Die große Frage: Kann ein „alter“ Tarifvertrag ein Abweichen von der gesetzlichen Regelung nach § 1a (1a) BetrAVG regeln – wie das § 19 (1) BetrAVG vorsieht?
Und die zweite Frage: Wie und unter welchen Bedingungen können – vorausgesetzt der Tarifvertrag kann das regeln – bestehende Arbeitgeberzuschüssen angerechnet werden?
Die Fragen des Pensionssenats im Termin
Die vorsitzende Richterin, Frau Rajor, zeigte in ihren Fragen, wie differenziert und ausführlich sich der Pensionssenat mit den zugrundeliegenden Fragen beschäftigt hat.

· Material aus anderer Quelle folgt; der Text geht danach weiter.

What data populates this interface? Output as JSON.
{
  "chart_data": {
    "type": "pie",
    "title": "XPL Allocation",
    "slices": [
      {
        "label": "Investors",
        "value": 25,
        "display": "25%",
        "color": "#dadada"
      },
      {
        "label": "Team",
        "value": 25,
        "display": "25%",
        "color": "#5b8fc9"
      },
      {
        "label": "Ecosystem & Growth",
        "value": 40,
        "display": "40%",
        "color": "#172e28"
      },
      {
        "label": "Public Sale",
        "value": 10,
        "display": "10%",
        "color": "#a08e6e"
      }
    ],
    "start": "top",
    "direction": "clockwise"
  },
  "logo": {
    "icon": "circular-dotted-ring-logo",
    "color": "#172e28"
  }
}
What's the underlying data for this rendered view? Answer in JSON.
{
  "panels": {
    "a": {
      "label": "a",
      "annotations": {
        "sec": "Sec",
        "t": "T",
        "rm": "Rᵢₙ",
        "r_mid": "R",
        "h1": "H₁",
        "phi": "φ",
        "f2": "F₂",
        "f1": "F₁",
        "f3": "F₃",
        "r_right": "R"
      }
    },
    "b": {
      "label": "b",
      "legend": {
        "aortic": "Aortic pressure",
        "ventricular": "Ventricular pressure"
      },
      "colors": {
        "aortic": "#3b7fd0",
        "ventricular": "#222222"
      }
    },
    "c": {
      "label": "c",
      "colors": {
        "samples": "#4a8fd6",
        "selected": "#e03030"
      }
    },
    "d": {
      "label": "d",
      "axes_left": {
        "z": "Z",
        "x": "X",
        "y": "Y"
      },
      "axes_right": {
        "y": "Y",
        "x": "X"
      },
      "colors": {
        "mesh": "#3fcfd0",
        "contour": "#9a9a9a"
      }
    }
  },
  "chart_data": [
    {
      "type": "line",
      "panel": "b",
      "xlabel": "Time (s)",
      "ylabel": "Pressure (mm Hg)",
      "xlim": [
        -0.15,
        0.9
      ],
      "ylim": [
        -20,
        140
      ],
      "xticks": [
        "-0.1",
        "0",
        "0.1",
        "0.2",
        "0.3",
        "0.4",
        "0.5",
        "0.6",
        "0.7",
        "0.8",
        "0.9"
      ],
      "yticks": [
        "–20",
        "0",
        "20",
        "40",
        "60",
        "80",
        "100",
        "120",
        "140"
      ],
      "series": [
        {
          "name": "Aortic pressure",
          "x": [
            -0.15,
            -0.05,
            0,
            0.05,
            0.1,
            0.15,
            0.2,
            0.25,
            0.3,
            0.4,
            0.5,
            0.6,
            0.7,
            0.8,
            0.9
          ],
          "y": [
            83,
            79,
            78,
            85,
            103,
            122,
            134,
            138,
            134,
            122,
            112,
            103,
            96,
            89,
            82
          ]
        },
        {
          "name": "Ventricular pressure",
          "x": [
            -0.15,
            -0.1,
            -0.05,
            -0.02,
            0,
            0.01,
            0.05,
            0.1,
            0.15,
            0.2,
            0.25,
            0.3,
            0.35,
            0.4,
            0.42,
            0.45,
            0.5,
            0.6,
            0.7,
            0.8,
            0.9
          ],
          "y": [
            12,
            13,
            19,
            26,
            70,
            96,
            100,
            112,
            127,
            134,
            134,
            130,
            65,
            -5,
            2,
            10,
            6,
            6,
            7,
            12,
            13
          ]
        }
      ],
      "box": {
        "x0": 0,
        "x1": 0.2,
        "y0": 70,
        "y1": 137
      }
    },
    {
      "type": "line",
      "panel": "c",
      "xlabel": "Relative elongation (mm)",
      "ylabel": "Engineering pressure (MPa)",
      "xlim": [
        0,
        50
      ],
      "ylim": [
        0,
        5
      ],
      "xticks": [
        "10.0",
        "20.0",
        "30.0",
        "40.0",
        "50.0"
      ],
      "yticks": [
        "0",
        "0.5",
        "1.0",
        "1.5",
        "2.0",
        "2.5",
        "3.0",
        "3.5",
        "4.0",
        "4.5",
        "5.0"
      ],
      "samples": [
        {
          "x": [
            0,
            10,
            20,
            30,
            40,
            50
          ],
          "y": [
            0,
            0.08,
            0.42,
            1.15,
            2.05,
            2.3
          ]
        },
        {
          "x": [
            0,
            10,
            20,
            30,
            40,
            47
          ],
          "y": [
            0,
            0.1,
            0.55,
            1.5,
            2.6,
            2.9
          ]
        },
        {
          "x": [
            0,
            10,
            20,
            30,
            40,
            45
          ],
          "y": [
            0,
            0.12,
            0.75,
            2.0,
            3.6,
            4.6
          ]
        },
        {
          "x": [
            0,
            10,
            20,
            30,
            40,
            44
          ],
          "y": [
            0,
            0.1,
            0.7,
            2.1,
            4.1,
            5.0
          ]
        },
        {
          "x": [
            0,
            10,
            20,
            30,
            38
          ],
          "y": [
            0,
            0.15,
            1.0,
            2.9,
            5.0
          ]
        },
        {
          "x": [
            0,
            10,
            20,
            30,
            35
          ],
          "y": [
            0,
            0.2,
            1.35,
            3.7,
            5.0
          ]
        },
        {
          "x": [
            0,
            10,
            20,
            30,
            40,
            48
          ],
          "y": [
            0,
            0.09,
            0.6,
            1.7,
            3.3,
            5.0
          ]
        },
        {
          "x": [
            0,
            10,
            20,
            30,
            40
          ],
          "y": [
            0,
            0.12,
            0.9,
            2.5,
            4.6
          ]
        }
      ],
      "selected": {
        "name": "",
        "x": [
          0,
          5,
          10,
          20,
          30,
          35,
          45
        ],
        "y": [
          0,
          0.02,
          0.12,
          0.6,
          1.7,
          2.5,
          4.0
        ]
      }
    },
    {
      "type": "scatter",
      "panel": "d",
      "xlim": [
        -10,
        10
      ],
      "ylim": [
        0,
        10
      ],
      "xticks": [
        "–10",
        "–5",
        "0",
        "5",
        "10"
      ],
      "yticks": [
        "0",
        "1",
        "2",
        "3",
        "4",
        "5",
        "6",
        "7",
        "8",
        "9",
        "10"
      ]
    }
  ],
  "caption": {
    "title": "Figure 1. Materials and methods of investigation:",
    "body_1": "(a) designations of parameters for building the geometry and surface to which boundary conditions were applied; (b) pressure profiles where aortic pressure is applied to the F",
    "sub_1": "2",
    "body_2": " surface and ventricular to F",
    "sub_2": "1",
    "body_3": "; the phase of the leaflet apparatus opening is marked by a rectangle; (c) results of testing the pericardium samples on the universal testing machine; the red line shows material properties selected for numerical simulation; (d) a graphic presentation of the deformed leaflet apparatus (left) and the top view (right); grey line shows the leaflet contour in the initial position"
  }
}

Hier einige der spannenden Fragestellungen aus der Verhandlung, die den 3. Senat beschäftigten:
- Wie kann überhaupt eine zeitliche Abgrenzung erfolgen, wenn – wie die Gewerkschaftsseite vorträgt – Tarifverträge nur etwas in Kenntnis eines Sachverhalts regeln können: 2017 als die Überlegungen zum AG-Zuschuss bekannt wurden? 2018 mit Inkrafttreten des BRSG? 2019 mit Inkraftreten des AG-Zuschusses?
- Kommt es überhaupt auf eine subjektive Betrachtung an oder ist eine objektive Betrachtung nötig?
- Muss nicht der Gesetzesbegründung zum §1a (1a) BetrAVG, die ausdrücklich auf die Gültigkeit bestehender Tarifverträge hinweist, und damit außergewöhnlich explizit ist, ein hohes Gewicht auch aus verfassungsrechtlicher Sicht eingeräumt werden?
- Gesetzt den Fall, der „alte“ Tarifvertrag kann Abweichendes regeln, liegt eine solche Abweichung im konkreten Fall vor? Welche Bedingungen sind dafür zu erfüllen? Reicht ein Regelungssystem zur Entgeltumwandlung? Wo genau liegt die Grenze einer Abweichung? Muss der Tarifvertrag ausdrücklich regeln, dass kein Arbeitgeberzuschuss gewollt ist?
- Wenn eine Abweichung im Sinne des § 19 (1) BetrAVG vorliegt, wie kann dann angerechnet werden?
Die Entscheidung des Bundesarbeitsgerichts: Alte Tarifverträge können vom § 1a (1a) BetrAVG abweichen
Die Revision des Klägers war vor dem Dritten Senat des Bundesarbeitsgerichts erfolglos. Der Dritte Senat (Pressemitteilung vom 20.8.2024) entschied, dass von den gesetzlichen Regelungen zur Entgeltumwandlung (§ 1a BetrAVG) einschließlich des Anspruchs auf einen Arbeitgeberzuschuss nach § 1a Abs. 1a BetrAVG gemäß § 19 Abs. 1 BetrAVG auch in Tarifverträgen abgewichen werden kann, die bereits vor Inkrafttreten des ersten Betriebsrentenstärkungsgesetzes am 1. Januar 2018 geschlossen wurden.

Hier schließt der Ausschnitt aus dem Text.